Paul: Enchanté, Yuval. Et merci de m'avoir invité à participer à votre podcast.

Yuval: Qui êtes-vous et que faites-vous ?

Paul: Je m'appelle Paul Lipman. Je suis président de l'informatique quantique chez ColdQuanta. Je dirige donc l'équipe qui construit nos ordinateurs quantiques. ColdQuanta, en tant qu'entreprise, est un leader de la technologie de l'atome froid. L'entreprise a été fondée en 2007 à la suite de travaux révolutionnaires réalisés à l'université du Colorado, à Boulder, où une équipe, dont notre cofondateur Dana Anderson, a été la première au monde à créer un condensat de Bose-Einstein. Nous pouvons parler un peu de ce que c'est et pourquoi c'est important. Dana a donc fondé l'entreprise, et nous sommes l'un des leaders mondiaux dans le développement et la fabrication de chambres à vide de très haute qualité et de très faible encombrement. C'est vraiment le cœur de notre activité, qui permet un large éventail de cas d'utilisation de la technologie quantique, y compris, bien sûr, l'informatique quantique.

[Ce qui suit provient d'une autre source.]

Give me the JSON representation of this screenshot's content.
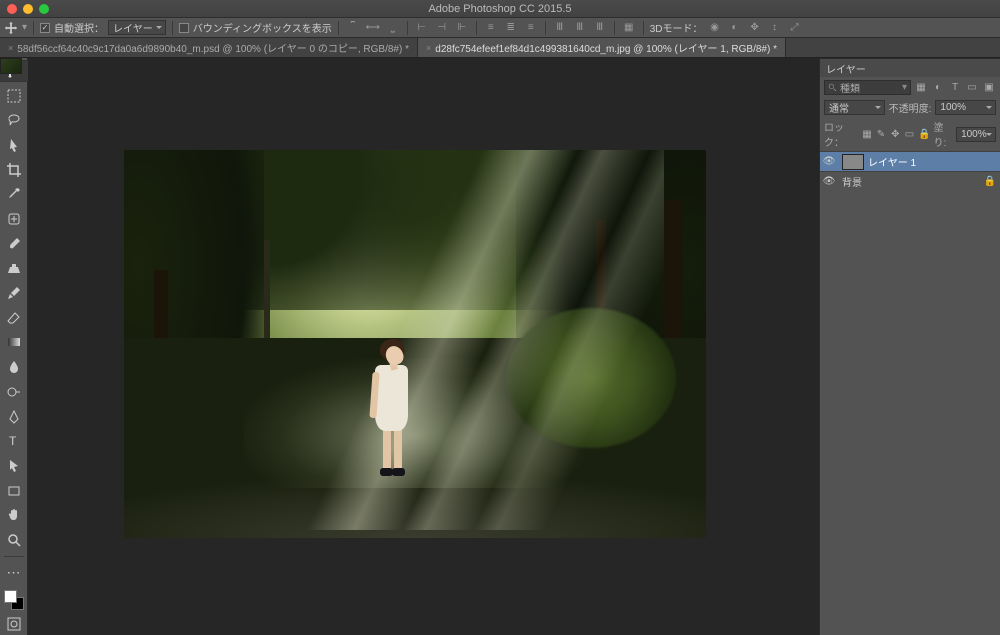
{
  "app": {
    "title": "Adobe Photoshop CC 2015.5"
  },
  "options": {
    "auto_select_label": "自動選択：",
    "layer_dropdown": "レイヤー",
    "show_bbox_label": "バウンディングボックスを表示",
    "mode3d": "3Dモード："
  },
  "tabs": [
    {
      "label": "58df56ccf64c40c9c17da0a6d9890b40_m.psd @ 100% (レイヤー 0 のコピー, RGB/8#) *",
      "active": false
    },
    {
      "label": "d28fc754efeef1ef84d1c499381640cd_m.jpg @ 100% (レイヤー 1, RGB/8#) *",
      "active": true
    }
  ],
  "layers_panel": {
    "title": "レイヤー",
    "search_placeholder": "種類",
    "blend_mode": "通常",
    "opacity_label": "不透明度:",
    "opacity_value": "100%",
    "lock_label": "ロック：",
    "fill_label": "塗り:",
    "fill_value": "100%",
    "items": [
      {
        "name": "レイヤー 1",
        "visible": true,
        "active": true,
        "thumb": "layer"
      },
      {
        "name": "背景",
        "visible": true,
        "active": false,
        "thumb": "forest"
      }
    ]
  }
}
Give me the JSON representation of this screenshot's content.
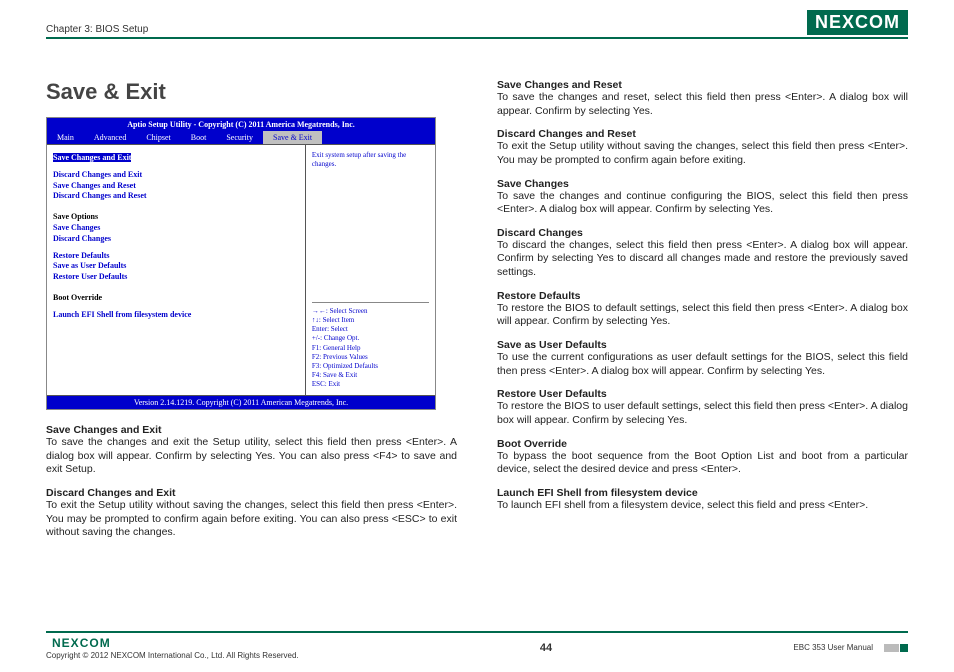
{
  "header": {
    "chapter": "Chapter 3: BIOS Setup",
    "logo": "NEXCOM"
  },
  "section_title": "Save & Exit",
  "bios": {
    "title_bar": "Aptio Setup Utility - Copyright (C) 2011 America Megatrends, Inc.",
    "footer_bar": "Version 2.14.1219. Copyright (C) 2011 American Megatrends, Inc.",
    "tabs": [
      "Main",
      "Advanced",
      "Chipset",
      "Boot",
      "Security",
      "Save & Exit"
    ],
    "active_tab": "Save & Exit",
    "left_groups": {
      "g1_hl": "Save Changes and Exit",
      "g1": [
        "Discard Changes and Exit",
        "Save Changes and Reset",
        "Discard Changes and Reset"
      ],
      "g2_head": "Save Options",
      "g2": [
        "Save Changes",
        "Discard Changes"
      ],
      "g3": [
        "Restore Defaults",
        "Save as User Defaults",
        "Restore User Defaults"
      ],
      "g4_head": "Boot Override",
      "g5": [
        "Launch EFI Shell from filesystem device"
      ]
    },
    "help_text": "Exit system setup after saving the changes.",
    "keys": [
      "→←: Select Screen",
      "↑↓: Select Item",
      "Enter: Select",
      "+/-: Change Opt.",
      "F1: General Help",
      "F2: Previous Values",
      "F3: Optimized Defaults",
      "F4: Save & Exit",
      "ESC: Exit"
    ]
  },
  "left_descs": [
    {
      "head": "Save Changes and Exit",
      "body": "To save the changes and exit the Setup utility, select this field then press <Enter>. A dialog box will appear. Confirm by selecting Yes. You can also press <F4> to save and exit Setup."
    },
    {
      "head": "Discard Changes and Exit",
      "body": "To exit the Setup utility without saving the changes, select this field then press <Enter>. You may be prompted to confirm again before exiting. You can also press <ESC> to exit without saving the changes."
    }
  ],
  "right_descs": [
    {
      "head": "Save Changes and Reset",
      "body": "To save the changes and reset, select this field then press <Enter>. A dialog box will appear. Confirm by selecting Yes."
    },
    {
      "head": "Discard Changes and Reset",
      "body": "To exit the Setup utility without saving the changes, select this field then press <Enter>. You may be prompted to confirm again before exiting."
    },
    {
      "head": "Save Changes",
      "body": "To save the changes and continue configuring the BIOS, select this field then press <Enter>. A dialog box will appear. Confirm by selecting Yes."
    },
    {
      "head": "Discard Changes",
      "body": "To discard the changes, select this field then press <Enter>. A dialog box will appear. Confirm by selecting Yes to discard all changes made and restore the previously saved settings."
    },
    {
      "head": "Restore Defaults",
      "body": "To restore the BIOS to default settings, select this field then press <Enter>. A dialog box will appear. Confirm by selecting Yes."
    },
    {
      "head": "Save as User Defaults",
      "body": "To use the current configurations as user default settings for the BIOS, select this field then press <Enter>. A dialog box will appear. Confirm by selecting Yes."
    },
    {
      "head": "Restore User Defaults",
      "body": "To restore the BIOS to user default settings, select this field then press <Enter>. A dialog box will appear. Confirm by selecing Yes."
    },
    {
      "head": "Boot Override",
      "body": "To bypass the boot sequence from the Boot Option List and boot from a particular device, select the desired device and press <Enter>."
    },
    {
      "head": "Launch EFI Shell from filesystem device",
      "body": "To launch EFI shell from a filesystem device, select this field and press <Enter>."
    }
  ],
  "footer": {
    "logo": "NEXCOM",
    "copyright": "Copyright © 2012 NEXCOM International Co., Ltd. All Rights Reserved.",
    "page": "44",
    "manual": "EBC 353 User Manual"
  }
}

Yuval: Concentrons-nous sur l'informatique quantique. Que signifie l'atome froid et pourquoi est-il différent (ou pourquoi est-il meilleur), selon vous, des autres modalités de l'informatique quantique ?

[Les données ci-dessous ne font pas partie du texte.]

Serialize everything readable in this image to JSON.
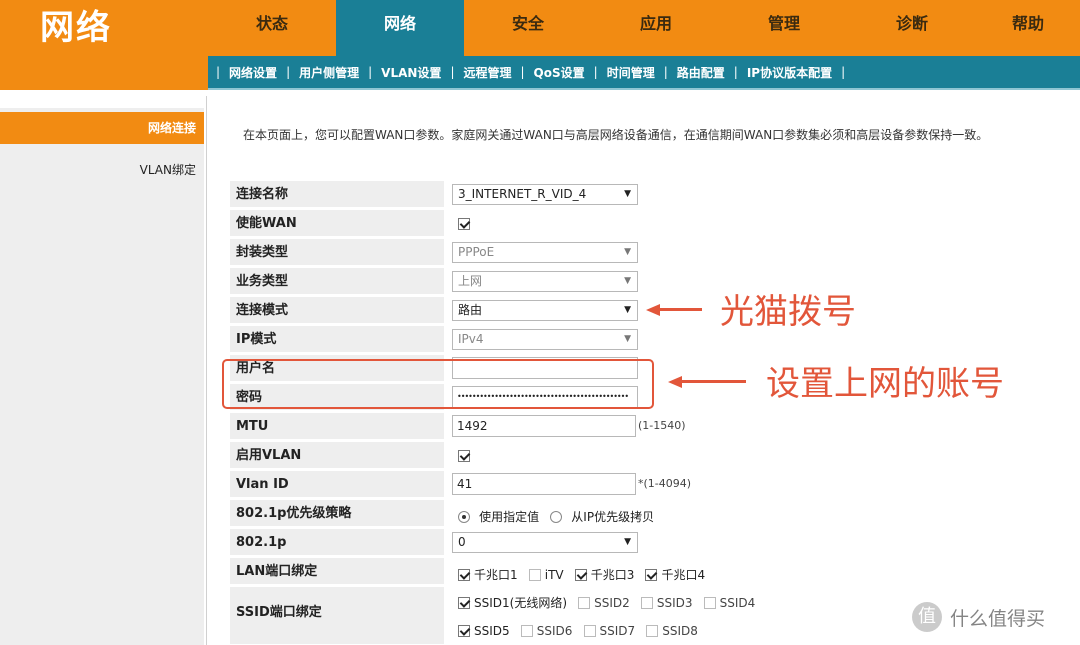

Paul: Essentiellement, lorsque nous parlons de technologie quantique, de mécanique quantique et d'effets quantiques, ceux-ci commencent à se manifester à de très petites échelles et à très basse température. Ainsi, lorsque vous refroidissez la matière à très basse température, les effets de la mécanique quantique commencent à se concrétiser et vous pouvez alors les utiliser pour créer des capteurs quantiques, par exemple, comme nous le faisons à ColdQuanta, et vous pouvez également utiliser ces atomes froids comme des qubits. Ainsi, à ColdQuanta, nous utilisons diverses techniques pour piéger les atomes, les refroidir à des microkelvins, des centaines de millionièmes de degré au-dessus du zéro absolu, et ces qubits peuvent ensuite être utilisés pour créer un ordinateur quantique. Dans le cas de ColdQuanta, nous utilisons des atomes de césium comme qubits et nous les emprisonnons dans une grille 2D de lumière laser. Ensuite, nous utilisons des lasers et des micro-ondes pour préparer l'état, affecter les états quantiques des qubits, les enchevêtrer et effectuer des mesures.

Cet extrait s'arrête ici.